3 Reasons Why Accessibility Is the Key to Building Brand Engagement
Learn how accessibility builds better brand engagement, and the three biggest insights gained from Rev's SXSW conversation.
Deaf and other disabled communities often use the phrase “nothing about us without us.” It’s a call to action that accessibility tools should be informed and influenced by the people they serve. At Rev, that’s why it’s important for our products to provide real solutions for the communities that are most affected by poor transcriptions, translations, and lack of captioning.
Brands, communicators, and content distributors all over the world are facing challenges delivering accessible, compliant content at scale to keep up pace with today’s rapidly growing rate of consumption. A Cisco study found that 82% of all internet traffic was video content and 85% of Facebook videos were watched without sound.
While accessibility becomes an increasingly central focus for brands, an overlooked area is its impressive benefits for brand engagement. In today’s content-saturated world, brands constantly battle for attention, but the key to unlocking deeper video engagement isn’t flashy filters or viral dance crazes. Accessibility features like accurate captions serve an essential role in building lasting brand loyalty.

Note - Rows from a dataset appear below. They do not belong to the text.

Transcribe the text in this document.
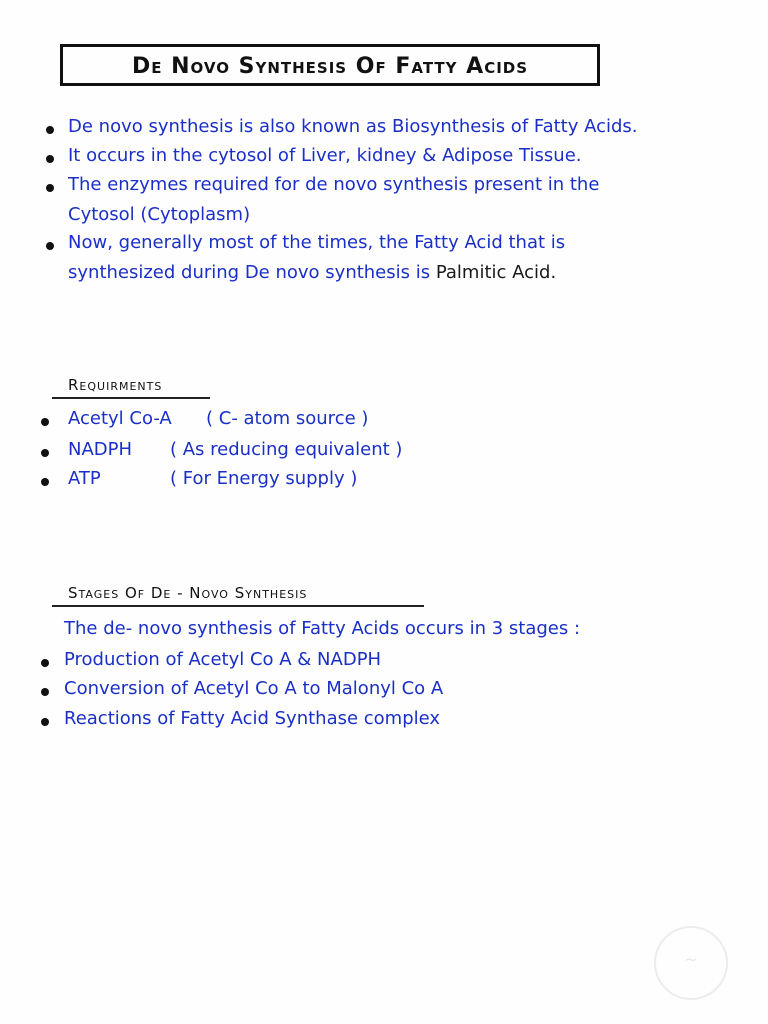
De Novo Synthesis Of Fatty Acids
De novo synthesis is also known as Biosynthesis of Fatty Acids.
It occurs in the cytosol of Liver, kidney & Adipose Tissue.
The enzymes required for de novo synthesis present in the
Cytosol (Cytoplasm)
Now, generally most of the times, the Fatty Acid that is
synthesized during De novo synthesis is Palmitic Acid.
Requirments
Acetyl Co-A ( C- atom source )
NADPH ( As reducing equivalent )
ATP	( For Energy supply )
Stages Of De - Novo Synthesis
The de- novo synthesis of Fatty Acids occurs in 3 stages :
Production of Acetyl Co A & NADPH
Conversion of Acetyl Co A to Malonyl Co A
Reactions of Fatty Acid Synthase complex
~
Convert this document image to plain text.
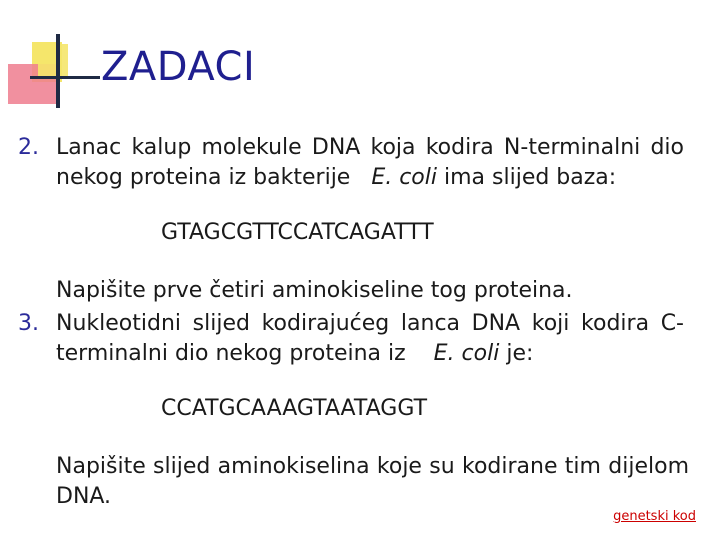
ZADACI
2. Lanac kalup molekule DNA koja kodira N-terminalni dio
nekog proteina iz bakterije E. coli ima slijed baza:
GTAGCGTTCCATCAGATTT
Napišite prve četiri aminokiseline tog proteina.
3. Nukleotidni slijed kodirajućeg lanca DNA koji kodira C-
terminalni dio nekog proteina iz E. coli je:
CCATGCAAAGTAATAGGT
Napišite slijed aminokiselina koje su kodirane tim dijelom
DNA.
genetski kod
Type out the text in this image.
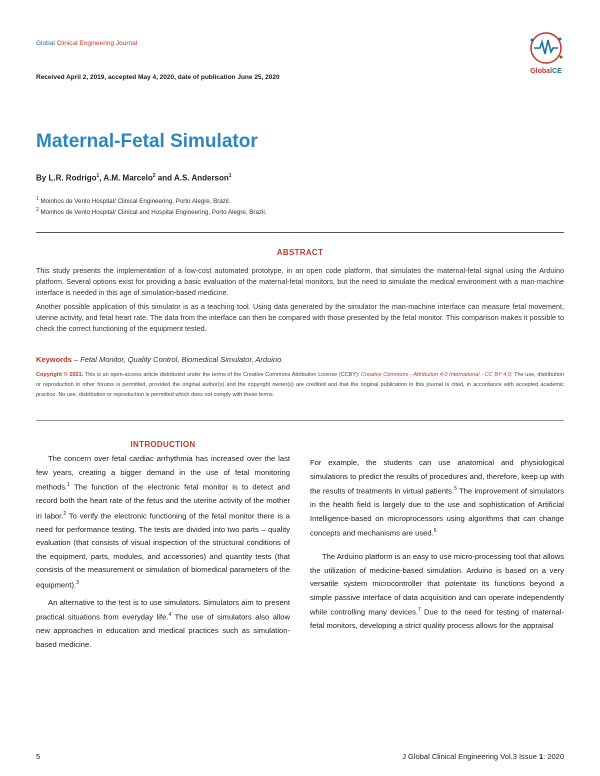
Global Clinical Engineering Journal
GlobalCE
Received April 2, 2019, accepted May 4, 2020, date of publication June 25, 2020
Maternal-Fetal Simulator
By L.R. Rodrigo$^1$, A.M. Marcelo$^2$ and A.S. Anderson$^1$
$^1$ Moinhos de Vento Hospital/ Clinical Engineering, Porto Alegre, Brazil.
$^2$ Moinhos de Vento Hospital/ Clinical and Hospital Engineering, Porto Alegre, Brazil.
ABSTRACT

This study presents the implementation of a low-cost automated prototype, in an open code platform, that simulates the maternal-fetal signal using the Arduino platform. Several options exist for providing a basic evaluation of the maternal-fetal monitors, but the need to simulate the medical environment with a man-machine interface is needed in this age of simulation-based medicine.

Another possible application of this simulator is as a teaching tool. Using data generated by the simulator the man-machine interface can measure fetal movement, uterine activity, and fetal heart rate. The data from the interface can then be compared with those presented by the fetal monitor. This comparison makes it possible to check the correct functioning of the equipment tested.

Keywords – Fetal Monitor, Quality Control, Biomedical Simulator, Arduino.
Copyright © 2021. This is an open-access article distributed under the terms of the Creative Commons Attribution License (CCBY): Creative Commons - Attribution 4.0 International - CC BY 4.0. The use, distribution or reproduction in other forums is permitted, provided the original author(s) and the copyright owner(s) are credited and that the original publication in this journal is cited, in accordance with accepted academic practice. No use, distribution or reproduction is permitted which does not comply with these terms.
INTRODUCTION

The concern over fetal cardiac arrhythmia has increased over the last few years, creating a bigger demand in the use of fetal monitoring methods.$^1$ The function of the electronic fetal monitor is to detect and record both the heart rate of the fetus and the uterine activity of the mother in labor.$^2$ To verify the electronic functioning of the fetal monitor there is a need for performance testing. The tests are divided into two parts – quality evaluation (that consists of visual inspection of the structural conditions of the equipment, parts, modules, and accessories) and quantity tests (that consists of the measurement or simulation of biomedical parameters of the equipment).$^3$

An alternative to the test is to use simulators. Simulators aim to present practical situations from everyday life.$^4$ The use of simulators also allow new approaches in education and medical practices such as simulation-based medicine.

For example, the students can use anatomical and physiological simulations to predict the results of procedures and, therefore, keep up with the results of treatments in virtual patients.$^5$ The improvement of simulators in the health field is largely due to the use and sophistication of Artificial Intelligence-based on microprocessors using algorithms that can change concepts and mechanisms are used.$^6$

The Arduino platform is an easy to use micro-processing tool that allows the utilization of medicine-based simulation. Arduino is based on a very versatile system microcontroller that potentate its functions beyond a simple passive interface of data acquisition and can operate independently while controlling many devices.$^7$ Due to the need for testing of maternal-fetal monitors, developing a strict quality process allows for the appraisal

5	J Global Clinical Engineering Vol.3 Issue 1: 2020
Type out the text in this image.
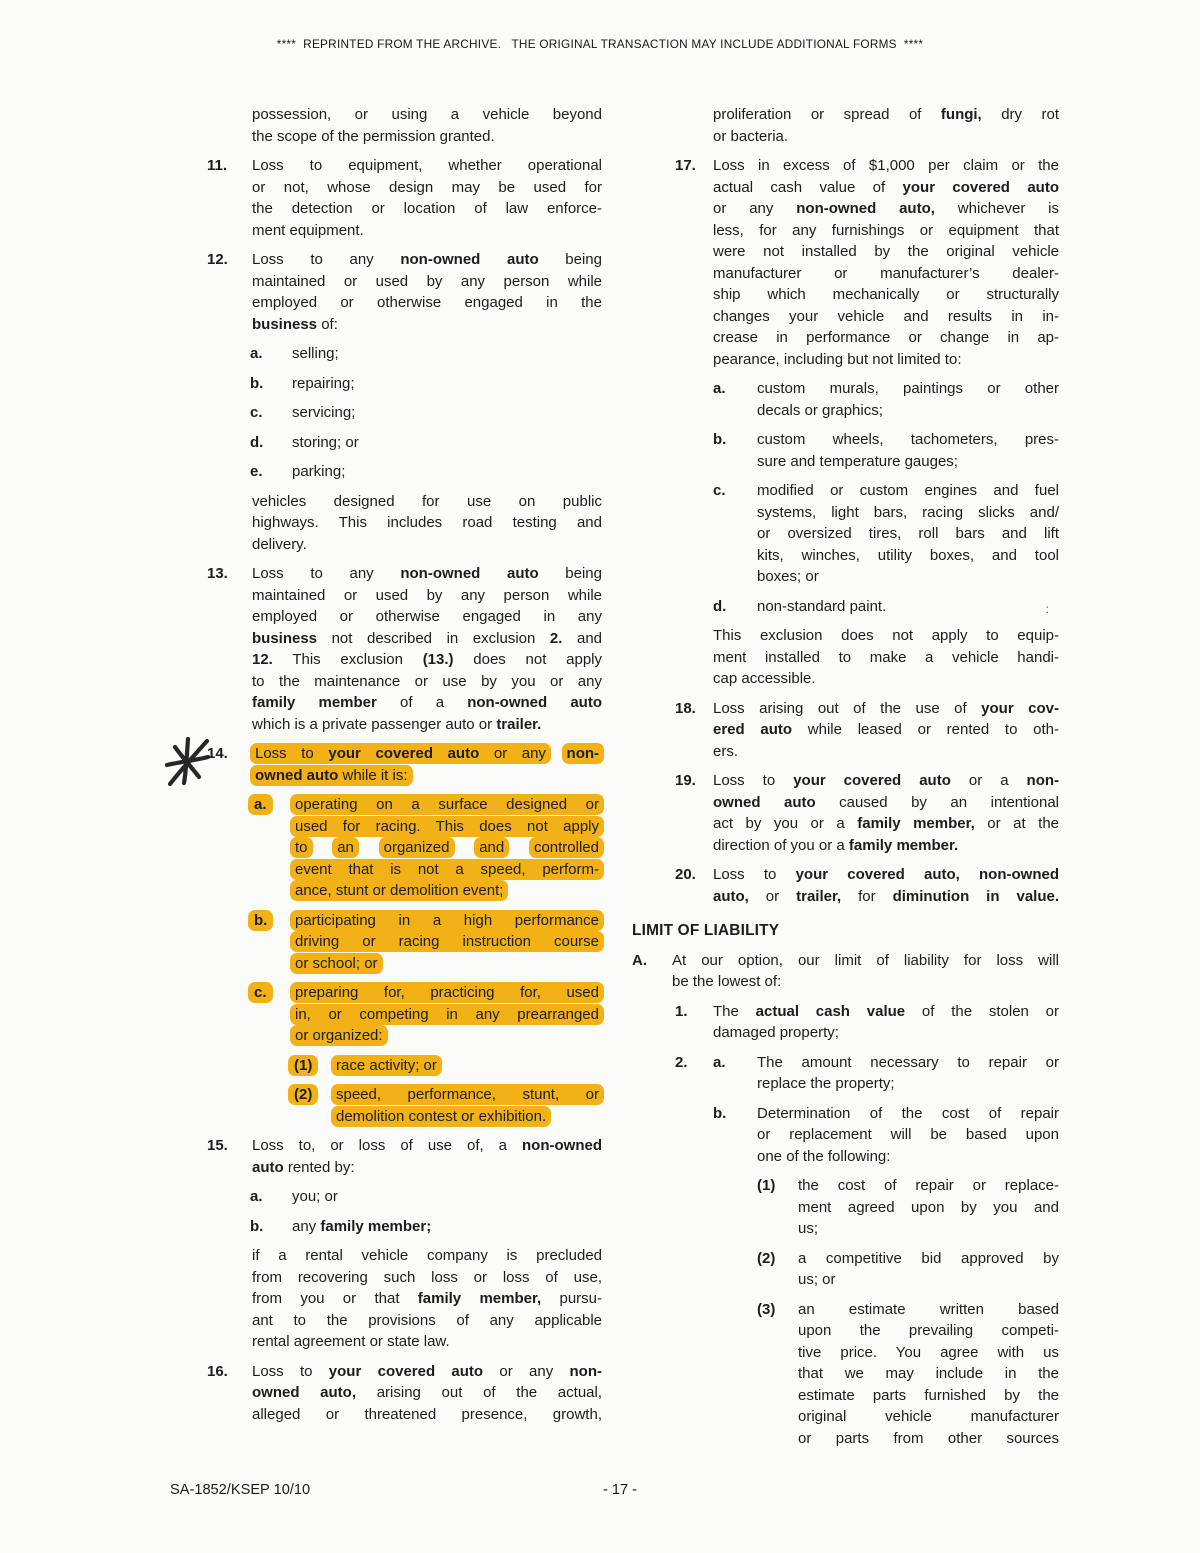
****  REPRINTED FROM THE ARCHIVE.   THE ORIGINAL TRANSACTION MAY INCLUDE ADDITIONAL FORMS  ****
possession, or using a vehicle beyond
the scope of the permission granted.
11. Loss to equipment, whether operational
or not, whose design may be used for
the detection or location of law enforce-
ment equipment.
12. Loss to any non-owned auto being
maintained or used by any person while
employed or otherwise engaged in the
business of:
a. selling;
b. repairing;
c. servicing;
d. storing; or
e. parking;
vehicles designed for use on public
highways. This includes road testing and
delivery.
13. Loss to any non-owned auto being
maintained or used by any person while
employed or otherwise engaged in any
business not described in exclusion 2. and
12. This exclusion (13.) does not apply
to the maintenance or use by you or any
family member of a non-owned auto
which is a private passenger auto or trailer.
14. Loss to your covered auto or any non-
owned auto while it is:
a. operating on a surface designed or
used for racing. This does not apply
to an organized and controlled
event that is not a speed, perform-
ance, stunt or demolition event;
b. participating in a high performance
driving or racing instruction course
or school; or
c. preparing for, practicing for, used
in, or competing in any prearranged
or organized:
(1) race activity; or
(2) speed, performance, stunt, or
demolition contest or exhibition.
15. Loss to, or loss of use of, a non-owned
auto rented by:
a. you; or
b. any family member;
if a rental vehicle company is precluded
from recovering such loss or loss of use,
from you or that family member, pursu-
ant to the provisions of any applicable
rental agreement or state law.
16. Loss to your covered auto or any non-
owned auto, arising out of the actual,
alleged or threatened presence, growth,
proliferation or spread of fungi, dry rot
or bacteria.
17. Loss in excess of $1,000 per claim or the
actual cash value of your covered auto
or any non-owned auto, whichever is
less, for any furnishings or equipment that
were not installed by the original vehicle
manufacturer or manufacturer’s dealer-
ship which mechanically or structurally
changes your vehicle and results in in-
crease in performance or change in ap-
pearance, including but not limited to:
a. custom murals, paintings or other
decals or graphics;
b. custom wheels, tachometers, pres-
sure and temperature gauges;
c. modified or custom engines and fuel
systems, light bars, racing slicks and/
or oversized tires, roll bars and lift
kits, winches, utility boxes, and tool
boxes; or
d. non-standard paint.	:
This exclusion does not apply to equip-
ment installed to make a vehicle handi-
cap accessible.
18. Loss arising out of the use of your cov-
ered auto while leased or rented to oth-
ers.
19. Loss to your covered auto or a non-
owned auto caused by an intentional
act by you or a family member, or at the
direction of you or a family member.
20. Loss to your covered auto, non-owned
auto, or trailer, for diminution in value.
LIMIT OF LIABILITY
A. At our option, our limit of liability for loss will
be the lowest of:
1. The actual cash value of the stolen or
damaged property;
a.
2.	The amount necessary to repair or
replace the property;
b. Determination of the cost of repair
or replacement will be based upon
one of the following:
(1) the cost of repair or replace-
ment agreed upon by you and
us;
(2) a competitive bid approved by
us; or
(3) an estimate written based
upon the prevailing competi-
tive price. You agree with us
that we may include in the
estimate parts furnished by the
original vehicle manufacturer
or parts from other sources
SA-1852/KSEP 10/10	- 17 -
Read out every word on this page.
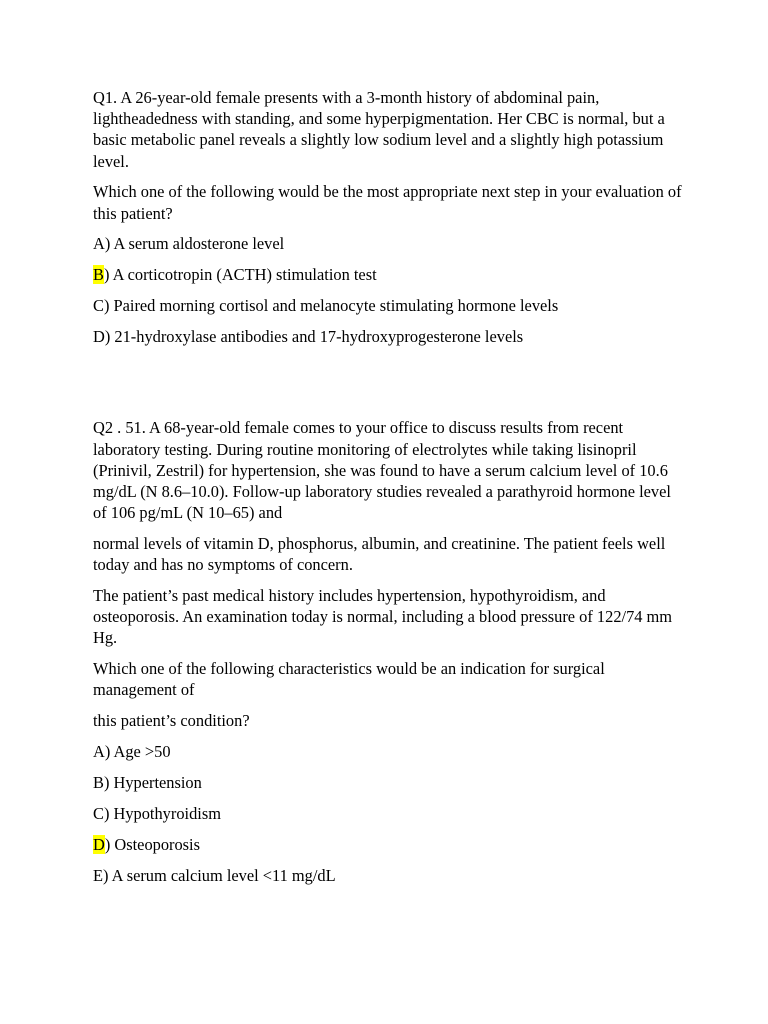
Q1. A 26-year-old female presents with a 3-month history of abdominal pain, lightheadedness with standing, and some hyperpigmentation. Her CBC is normal, but a basic metabolic panel reveals a slightly low sodium level and a slightly high potassium level.

Which one of the following would be the most appropriate next step in your evaluation of this patient?

A) A serum aldosterone level

B) A corticotropin (ACTH) stimulation test

C) Paired morning cortisol and melanocyte stimulating hormone levels

D) 21-hydroxylase antibodies and 17-hydroxyprogesterone levels

Q2 . 51. A 68-year-old female comes to your office to discuss results from recent laboratory testing. During routine monitoring of electrolytes while taking lisinopril (Prinivil, Zestril) for hypertension, she was found to have a serum calcium level of 10.6 mg/dL (N 8.6–10.0). Follow-up laboratory studies revealed a parathyroid hormone level of 106 pg/mL (N 10–65) and

normal levels of vitamin D, phosphorus, albumin, and creatinine. The patient feels well today and has no symptoms of concern.

The patient’s past medical history includes hypertension, hypothyroidism, and osteoporosis. An examination today is normal, including a blood pressure of 122/74 mm Hg.

Which one of the following characteristics would be an indication for surgical management of

this patient’s condition?

A) Age >50

B) Hypertension

C) Hypothyroidism

D) Osteoporosis

E) A serum calcium level <11 mg/dL
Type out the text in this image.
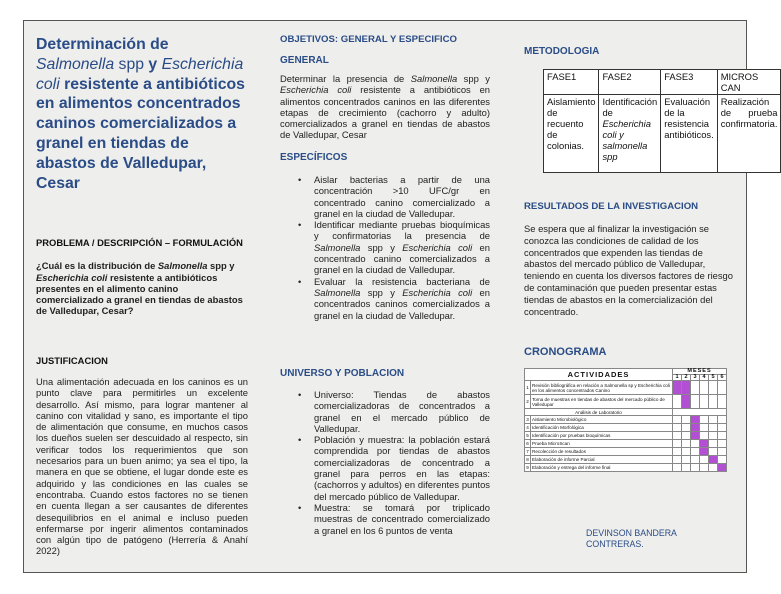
Determinación de Salmonella spp y Escherichia coli resistente a antibióticos en alimentos concentrados caninos comercializados a granel en tiendas de abastos de Valledupar, Cesar
PROBLEMA / DESCRIPCIÓN – FORMULACIÓN
¿Cuál es la distribución de Salmonella spp y Escherichia coli resistente a antibióticos presentes en el alimento canino comercializado a granel en tiendas de abastos de Valledupar, Cesar?
JUSTIFICACION
Una alimentación adecuada en los caninos es un punto clave para permitirles un excelente desarrollo. Así mismo, para lograr mantener al canino con vitalidad y sano, es importante el tipo de alimentación que consume, en muchos casos los dueños suelen ser descuidado al respecto, sin verificar todos los requerimientos que son necesarios para un buen animo; ya sea el tipo, la manera en que se obtiene, el lugar donde este es adquirido y las condiciones en las cuales se encontraba. Cuando estos factores no se tienen en cuenta llegan a ser causantes de diferentes desequilibrios en el animal e incluso pueden enfermarse por ingerir alimentos contaminados con algún tipo de patógeno (Herrería & Anahí 2022)
OBJETIVOS: GENERAL Y ESPECIFICO
GENERAL
Determinar la presencia de Salmonella spp y Escherichia coli resistente a antibióticos en alimentos concentrados caninos en las diferentes etapas de crecimiento (cachorro y adulto) comercializados a granel en tiendas de abastos de Valledupar, Cesar
ESPECÍFICOS
• Aislar bacterias a partir de una concentración >10 UFC/gr en concentrado canino comercializado a granel en la ciudad de Valledupar.
• Identificar mediante pruebas bioquímicas y confirmatorias la presencia de Salmonella spp y Escherichia coli en concentrado canino comercializados a granel en la ciudad de Valledupar.
• Evaluar la resistencia bacteriana de Salmonella spp y Escherichia coli en concentrados caninos comercializados a granel en la ciudad de Valledupar.
UNIVERSO Y POBLACION
• Universo: Tiendas de abastos comercializadoras de concentrados a granel en el mercado público de Valledupar.
• Población y muestra: la población estará comprendida por tiendas de abastos comercializadoras de concentrado a granel para perros en las etapas: (cachorros y adultos) en diferentes puntos del mercado público de Valledupar.
• Muestra: se tomará por triplicado muestras de concentrado comercializado a granel en los 6 puntos de venta
METODOLOGIA
FASE1	FASE2	FASE3	MICROS CAN
Aislamiento de recuento de colonias.	Identificación de Escherichia coli y salmonella spp	Evaluación de la resistencia antibióticos.	Realización de prueba confirmatoria.
RESULTADOS DE LA INVESTIGACION
Se espera que al finalizar la investigación se conozca las condiciones de calidad de los concentrados que expenden las tiendas de abastos del mercado público de Valledupar, teniendo en cuenta los diversos factores de riesgo de contaminación que pueden presentar estas tiendas de abastos en la comercialización del concentrado.
CRONOGRAMA
ACTIVIDADES		MESES					
		1	2	3	4	5	6
1	Revisión bibliográfica en relación a Salmonella sp y Escherichia coli en los alimentos concentrados Canino						
2	Toma de muestras en tiendas de abastos del mercado público de Valledupar						
Análisis de Laboratorio							
3	Aislamiento Microbiológico						
4	Identificación Morfológica						
5	Identificación por pruebas bioquímicas						
6	Prueba MicroScan						
7	Recolección de resultados						
8	Elaboración de informe Parcial						
9	Elaboración y entrega del informe final						
DEVINSON BANDERA CONTRERAS.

At SXSW earlier this month, I had the pleasure of joining Amanda Morris from The Washington Post, Zohar Dayan from Vimeo, and Rachel Kolb from Harvard University for a discussion about how accessibility builds better brand engagement. Here are the three biggest insights from our conversation.
1. Captions Unlock Higher Engagement and New Audiences
When you add captions to your content, it can increase engagement by a whopping 80%. This is not surprising considering 75% of people say they often watch mobile videos on mute for a variety of reasons: noisy environments, respecting others, or simply wanting to focus visually.
Even with the sound on, clarity shouldn’t be overlooked. Captions ensure your audience fully grasps your brand’s message, fostering deeper understanding and connection.
By prioritizing accessibility, brands also prove that they’re paying attention to a wider spectrum of audiences. That doesn’t mean checking an accessibility box: Captions and accessibility-conscious features open doors to a world of brand love that unlocks new audiences. Captions allow deaf and hard-of-hearing viewers to engage with your content, expanding your reach and building a community that truly reflects the diversity of your customer base.
2. Accessible Content Is Discoverable Content
Captions also help brands improve the discoverability and accessibility of their content. Search engines love transcripts, and captions make video content more searchable and shareable, allowing viewers to find specific moments based on keywords. This is a content marketing dream come true that brands shouldn’t forget.
Of course, it’s not a one-size-fits-all situation. Brands need to strike a balance that allows audiences to customize their experience. The more brands let audiences consume content on their own terms, the stronger the relationship will be.
If possible, give viewers the opportunity to choose if they want captions, and maybe allow adjustments for size, style, and placement. It’s also wise to see captions as more than just text: Play with fonts and effects to make them stylish additions that complement your brand aesthetic.
3. It’s Time To Ditch the Disability Dongle
Moving forward, brands need to abandon the “disability dongle,” the term designers use for well-intentioned tools that don’t actually help disabled people. There are so many disability “solutions” that miss the mark on true accessibility, typically because the creators didn’t actually talk to the disabled communities they were designing for.
A great example is a wheelchair that can climb stairs: Sounds great on paper, until you ask an actual wheelchair user, as most will tell you they would rather have a ramp. A wheelchair that can climb stairs is expensive, it may not function in the rain, and it’s probably not going to work half the time. A ramp is reliable, more cost-effective, and it’s already an easy solution.
With this in mind, brands need to involve people who are deaf and hard of hearing from the get-go when they start captioning. This ensures captions cater to their audience’s actual needs and preferences. Listen to disabled communities when they say, “nothing about us without us.” True inclusion requires collaboration. When brands work hand-in-hand with the communities they’re trying to reach, they create solutions that are truly inclusive and effective.